Sebuah ketentuan yang sebelumnya mensyaratkan partai politik atau gabungan partai politik untuk memperoleh setidaknya 20 persen kursi di DPR atau 25 persen suara nasional dalam pemilu legislatif untuk mencalonkan pasangan calon presiden dan wakil presiden.

Dalam konteks demokrasi yang terus berkembang, keputusan ini menimbulkan berbagai reaksi, mulai dari antusiasme terhadap pembukaan peluang politik yang lebih luas hingga kekhawatiran atas fragmentasi politik. Artikel ini akan mengupas implikasi putusan tersebut terhadap kuantitas dan kualitas calon presiden (capres) dan calon wakil presiden (cawapres) di Indonesia.

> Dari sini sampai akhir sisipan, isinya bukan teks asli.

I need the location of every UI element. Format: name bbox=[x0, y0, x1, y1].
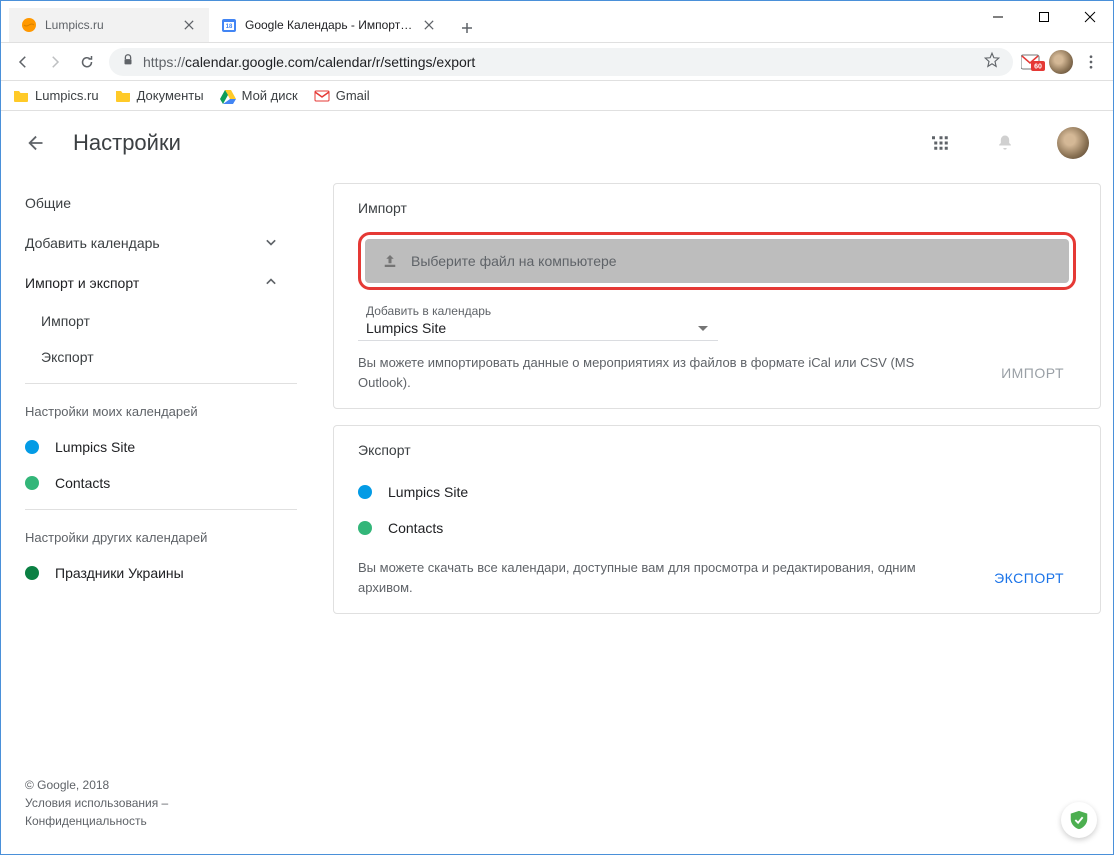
calendar-dot-icon bbox=[25, 476, 39, 490]
tab-title: Lumpics.ru bbox=[45, 18, 173, 32]
bookmark-gmail[interactable]: Gmail bbox=[314, 88, 370, 104]
highlight-box: Выберите файл на компьютере bbox=[358, 232, 1076, 290]
minimize-button[interactable] bbox=[975, 1, 1021, 33]
calendar-holidays-ukraine[interactable]: Праздники Украины bbox=[1, 555, 321, 591]
privacy-link[interactable]: Конфиденциальность bbox=[25, 814, 147, 828]
browser-toolbar: https://calendar.google.com/calendar/r/s… bbox=[1, 43, 1113, 81]
chrome-menu-button[interactable] bbox=[1077, 48, 1105, 76]
notifications-button[interactable] bbox=[985, 123, 1025, 163]
address-bar[interactable]: https://calendar.google.com/calendar/r/s… bbox=[109, 48, 1013, 76]
svg-text:18: 18 bbox=[226, 24, 233, 30]
import-title: Импорт bbox=[358, 200, 1076, 216]
lock-icon bbox=[121, 53, 135, 70]
calendar-dot-icon bbox=[25, 566, 39, 580]
bookmark-documents[interactable]: Документы bbox=[115, 88, 204, 104]
close-icon[interactable] bbox=[421, 17, 437, 33]
calendar-select[interactable]: Добавить в календарь Lumpics Site bbox=[358, 298, 718, 341]
import-help-text: Вы можете импортировать данные о меропри… bbox=[358, 353, 965, 392]
tab-strip: Lumpics.ru 18 Google Календарь - Импорт … bbox=[1, 1, 481, 42]
sidebar-footer: © Google, 2018 Условия использования – К… bbox=[1, 760, 321, 846]
bookmark-lumpics[interactable]: Lumpics.ru bbox=[13, 88, 99, 104]
tab-google-calendar[interactable]: 18 Google Календарь - Импорт и э bbox=[209, 8, 449, 42]
settsidebar: Общие Добавить календарь Импорт и экспор… bbox=[1, 175, 321, 854]
maximize-button[interactable] bbox=[1021, 1, 1067, 33]
profile-avatar-icon[interactable] bbox=[1049, 50, 1073, 74]
sidebar-sub-export[interactable]: Экспорт bbox=[1, 339, 321, 375]
my-calendars-title: Настройки моих календарей bbox=[1, 384, 321, 429]
back-button[interactable] bbox=[25, 131, 49, 155]
calendar-dot-icon bbox=[25, 440, 39, 454]
export-button[interactable]: ЭКСПОРТ bbox=[982, 562, 1076, 594]
chevron-down-icon bbox=[261, 232, 281, 255]
bookmark-drive[interactable]: Мой диск bbox=[220, 88, 298, 104]
chevron-up-icon bbox=[261, 272, 281, 295]
drive-icon bbox=[220, 88, 236, 104]
favicon-orange bbox=[21, 17, 37, 33]
tab-title: Google Календарь - Импорт и э bbox=[245, 18, 413, 32]
file-select-button[interactable]: Выберите файл на компьютере bbox=[365, 239, 1069, 283]
calendar-contacts[interactable]: Contacts bbox=[1, 465, 321, 501]
export-calendar-lumpics-site: Lumpics Site bbox=[358, 474, 1076, 510]
gmail-icon bbox=[314, 88, 330, 104]
svg-text:60: 60 bbox=[1034, 63, 1042, 70]
sidebar-item-add-calendar[interactable]: Добавить календарь bbox=[1, 223, 305, 263]
star-icon[interactable] bbox=[983, 51, 1001, 72]
bookmarks-bar: Lumpics.ru Документы Мой диск Gmail bbox=[1, 81, 1113, 111]
apps-grid-button[interactable] bbox=[921, 123, 961, 163]
tab-lumpics[interactable]: Lumpics.ru bbox=[9, 8, 209, 42]
folder-icon bbox=[115, 88, 131, 104]
terms-link[interactable]: Условия использования bbox=[25, 796, 158, 810]
export-help-text: Вы можете скачать все календари, доступн… bbox=[358, 558, 958, 597]
sidebar-sub-import[interactable]: Импорт bbox=[1, 303, 321, 339]
upload-icon bbox=[381, 252, 399, 270]
folder-icon bbox=[13, 88, 29, 104]
dropdown-arrow-icon bbox=[698, 319, 712, 333]
url-text: https://calendar.google.com/calendar/r/s… bbox=[143, 54, 975, 70]
sidebar-item-import-export[interactable]: Импорт и экспорт bbox=[1, 263, 305, 303]
close-icon[interactable] bbox=[181, 17, 197, 33]
gmail-extension-icon[interactable]: 60 bbox=[1021, 52, 1045, 72]
nav-reload-button[interactable] bbox=[73, 48, 101, 76]
calendar-lumpics-site[interactable]: Lumpics Site bbox=[1, 429, 321, 465]
extension-badge-button[interactable] bbox=[1061, 802, 1097, 838]
sidebar-item-general[interactable]: Общие bbox=[1, 183, 305, 223]
nav-forward-button[interactable] bbox=[41, 48, 69, 76]
account-avatar-button[interactable] bbox=[1057, 127, 1089, 159]
titlebar: Lumpics.ru 18 Google Календарь - Импорт … bbox=[1, 1, 1113, 43]
app-header: Настройки bbox=[1, 111, 1113, 175]
content-area: Импорт Выберите файл на компьютере Добав… bbox=[321, 175, 1113, 854]
other-calendars-title: Настройки других календарей bbox=[1, 510, 321, 555]
calendar-dot-icon bbox=[358, 521, 372, 535]
close-button[interactable] bbox=[1067, 1, 1113, 33]
new-tab-button[interactable] bbox=[453, 14, 481, 42]
window-controls bbox=[975, 1, 1113, 33]
nav-back-button[interactable] bbox=[9, 48, 37, 76]
import-button[interactable]: ИМПОРТ bbox=[989, 357, 1076, 389]
import-panel: Импорт Выберите файл на компьютере Добав… bbox=[333, 183, 1101, 409]
calendar-dot-icon bbox=[358, 485, 372, 499]
export-calendar-contacts: Contacts bbox=[358, 510, 1076, 546]
export-panel: Экспорт Lumpics Site Contacts Вы можете … bbox=[333, 425, 1101, 614]
export-title: Экспорт bbox=[358, 442, 1076, 458]
favicon-calendar: 18 bbox=[221, 17, 237, 33]
page-title: Настройки bbox=[73, 130, 181, 156]
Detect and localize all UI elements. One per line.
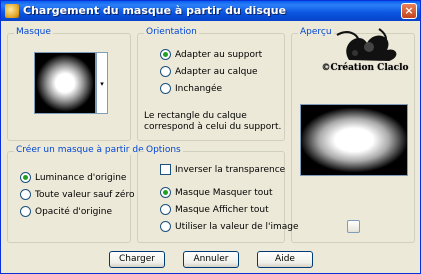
radio-source-luminance[interactable]: Luminance d'origine: [20, 172, 126, 185]
radio-icon: [20, 189, 31, 200]
radio-hide-all[interactable]: Masque Masquer tout: [160, 187, 273, 200]
radio-use-image-value[interactable]: Utiliser la valeur de l'image: [160, 221, 299, 234]
watermark-swirl: [336, 28, 397, 61]
radio-source-opacity[interactable]: Opacité d'origine: [20, 206, 112, 219]
mask-thumbnail[interactable]: [34, 52, 96, 114]
help-button[interactable]: Aide: [257, 251, 313, 268]
radio-selected-icon: [20, 172, 31, 183]
orientation-legend: Orientation: [144, 27, 199, 37]
masque-legend: Masque: [14, 27, 53, 37]
mask-dropdown-button[interactable]: ▾: [96, 52, 108, 114]
radio-icon: [20, 206, 31, 217]
app-icon: [5, 4, 19, 18]
radio-icon: [160, 83, 171, 94]
creer-group: Créer un masque à partir de : Luminance …: [7, 145, 152, 243]
checkbox-icon: [160, 164, 171, 175]
radio-icon: [160, 204, 171, 215]
title-bar[interactable]: Chargement du masque à partir du disque …: [1, 1, 420, 21]
close-button[interactable]: ×: [401, 3, 417, 19]
radio-show-all[interactable]: Masque Afficher tout: [160, 204, 269, 217]
radio-fit-canvas[interactable]: Adapter au support: [160, 49, 262, 62]
radio-selected-icon: [160, 187, 171, 198]
invert-transparency-checkbox[interactable]: Inverser la transparence: [160, 164, 285, 177]
options-group: Options Inverser la transparence Masque …: [137, 145, 299, 243]
dialog-window: Chargement du masque à partir du disque …: [0, 0, 421, 274]
watermark-logo: ©Création Claclo: [319, 25, 409, 89]
preview-image: [300, 104, 408, 176]
creer-legend: Créer un masque à partir de :: [14, 145, 152, 155]
cancel-button[interactable]: Annuler: [183, 251, 239, 268]
radio-icon: [160, 221, 171, 232]
options-legend: Options: [144, 145, 183, 155]
window-title: Chargement du masque à partir du disque: [23, 4, 287, 17]
radio-fit-layer[interactable]: Adapter au calque: [160, 66, 258, 79]
orientation-group: Orientation Adapter au support Adapter a…: [137, 27, 285, 141]
preview-toggle-button[interactable]: [347, 220, 360, 233]
radio-selected-icon: [160, 49, 171, 60]
orientation-note: Le rectangle du calque correspond à celu…: [144, 111, 282, 132]
masque-group: Masque ▾: [7, 27, 131, 141]
chevron-down-icon: ▾: [100, 80, 104, 88]
radio-any-nonzero[interactable]: Toute valeur sauf zéro: [20, 189, 134, 202]
radio-unchanged[interactable]: Inchangée: [160, 83, 222, 96]
watermark-text: ©Création Claclo: [321, 63, 409, 73]
load-button[interactable]: Charger: [109, 251, 165, 268]
radio-icon: [160, 66, 171, 77]
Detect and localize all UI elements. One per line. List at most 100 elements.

Landasan Yuridis dan Teori Demokrasi
Penghapusan presidential threshold didasarkan pada argumen bahwa ketentuan tersebut melanggar prinsip kesetaraan dan partisipasi politik sebagaimana diatur dalam Pasal 27 ayat (1) dan Pasal 28D ayat (1) UUD 1945.

Dalam konteks teori demokrasi, aturan ambang batas dianggap membatasi kompetisi politik dan mereduksi pluralitas politik. Sebagaimana ditegaskan oleh Giovanni Sartori dalam teorinya tentang sistem partai, demokrasi yang sehat memerlukan kompetisi yang adil dan keterwakilan yang inklusif.

Putusan MK juga mencerminkan prinsip kedaulatan rakyat yang menjadi esensi dalam sistem demokrasi Pancasila. Dengan menghapus presidential threshold, MK berupaya membuka ruang bagi lebih banyak aktor politik untuk berpartisipasi, sehingga pilihan rakyat tidak lagi dibatasi oleh kepentingan elite partai besar.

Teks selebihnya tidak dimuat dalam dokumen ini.